Author Verification, Author Obfuscation, and Style Change Detection Using Transformer Models
Trang Nguyen, Kenneth Alperin, Courtland VanDam, Rohan Leehka, Charlie Dagli, MIT LL

We demonstrate how state-of-the-art natural language processing models based on transformers can be used to enable capabilities for author recognition between and within documents (author verification vs. style change detection) and the complimentary obfuscation to evade author recognition. We demonstrate the results on diverse datasets and introduce ways to use these techniques toward end-user needs.

Trang Nguyen is an associate staff member in the AI Technology and Systems Group at MIT LL. Her research focuses on the application of natural language processing and speech to problems in cyber security and authorship identification.

 

Defense Against Shortest Path Attacks
Ben Miller, MIT LL

Benjamin A. Miller is a Lincoln Scholar in the AI Technology and Systems Group at MIT Lincoln Laboratory and a PhD candidate in Network Science at Northeastern University. His research is focused on vulnerability and robustness in artificial intelligence applications using network data. Ben received the BS and MS degrees in Computer Science from the University of Illinois at Urbana-Champaign.

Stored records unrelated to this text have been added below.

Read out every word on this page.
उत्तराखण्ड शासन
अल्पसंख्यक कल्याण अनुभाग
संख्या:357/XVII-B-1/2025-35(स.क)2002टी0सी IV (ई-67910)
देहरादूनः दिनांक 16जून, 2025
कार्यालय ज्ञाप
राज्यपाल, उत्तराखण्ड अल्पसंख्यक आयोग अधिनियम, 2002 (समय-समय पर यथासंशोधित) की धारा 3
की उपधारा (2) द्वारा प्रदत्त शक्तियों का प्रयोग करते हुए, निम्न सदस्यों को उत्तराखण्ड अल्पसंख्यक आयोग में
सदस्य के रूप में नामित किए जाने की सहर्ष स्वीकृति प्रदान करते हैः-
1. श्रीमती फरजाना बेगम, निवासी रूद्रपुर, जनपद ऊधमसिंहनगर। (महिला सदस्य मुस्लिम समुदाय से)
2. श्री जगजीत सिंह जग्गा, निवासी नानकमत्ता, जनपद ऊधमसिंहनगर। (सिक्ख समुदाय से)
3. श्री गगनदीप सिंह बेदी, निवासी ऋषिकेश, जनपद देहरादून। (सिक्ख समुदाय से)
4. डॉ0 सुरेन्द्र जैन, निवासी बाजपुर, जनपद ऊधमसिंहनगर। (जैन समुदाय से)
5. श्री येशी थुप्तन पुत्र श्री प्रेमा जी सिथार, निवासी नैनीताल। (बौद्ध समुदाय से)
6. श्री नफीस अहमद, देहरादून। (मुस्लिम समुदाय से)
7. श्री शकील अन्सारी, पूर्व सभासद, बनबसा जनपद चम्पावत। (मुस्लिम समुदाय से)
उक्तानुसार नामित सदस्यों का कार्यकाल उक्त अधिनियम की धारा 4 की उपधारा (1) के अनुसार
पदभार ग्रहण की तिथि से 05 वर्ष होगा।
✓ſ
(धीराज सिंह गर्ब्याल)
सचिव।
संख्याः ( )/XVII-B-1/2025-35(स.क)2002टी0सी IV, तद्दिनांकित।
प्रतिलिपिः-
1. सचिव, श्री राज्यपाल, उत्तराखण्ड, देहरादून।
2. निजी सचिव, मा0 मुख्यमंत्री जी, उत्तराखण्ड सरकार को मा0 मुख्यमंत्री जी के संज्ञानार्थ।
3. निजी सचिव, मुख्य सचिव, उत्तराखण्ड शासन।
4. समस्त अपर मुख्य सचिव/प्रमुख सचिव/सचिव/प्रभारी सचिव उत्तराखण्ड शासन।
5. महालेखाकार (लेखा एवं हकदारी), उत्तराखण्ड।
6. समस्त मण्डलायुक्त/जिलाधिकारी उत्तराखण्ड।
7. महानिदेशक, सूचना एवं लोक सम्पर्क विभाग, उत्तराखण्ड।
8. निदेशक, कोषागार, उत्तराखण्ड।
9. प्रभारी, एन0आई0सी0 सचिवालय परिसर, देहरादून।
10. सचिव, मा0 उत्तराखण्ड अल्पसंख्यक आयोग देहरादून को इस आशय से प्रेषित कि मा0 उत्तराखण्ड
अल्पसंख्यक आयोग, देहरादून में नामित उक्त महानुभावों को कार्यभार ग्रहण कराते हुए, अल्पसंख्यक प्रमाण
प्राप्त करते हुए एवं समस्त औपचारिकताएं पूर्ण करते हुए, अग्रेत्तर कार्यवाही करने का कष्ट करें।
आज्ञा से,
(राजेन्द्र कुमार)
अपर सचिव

Recent research has demonstrated the vulnerability of network analytics to adversarial manipulation. We consider the scenario where an adversary can remove connections to route traffic along a specific path. Taking the defender's perspective, we show that adding random perturbations to the advertised distances between points increases the adversary's uncertainty, resulting in much larger attack costs and fewer successful attacks. In both real and simulated networks, we also demonstrate the tradeoff between robustness to attack and the impact on legitimate users of the network.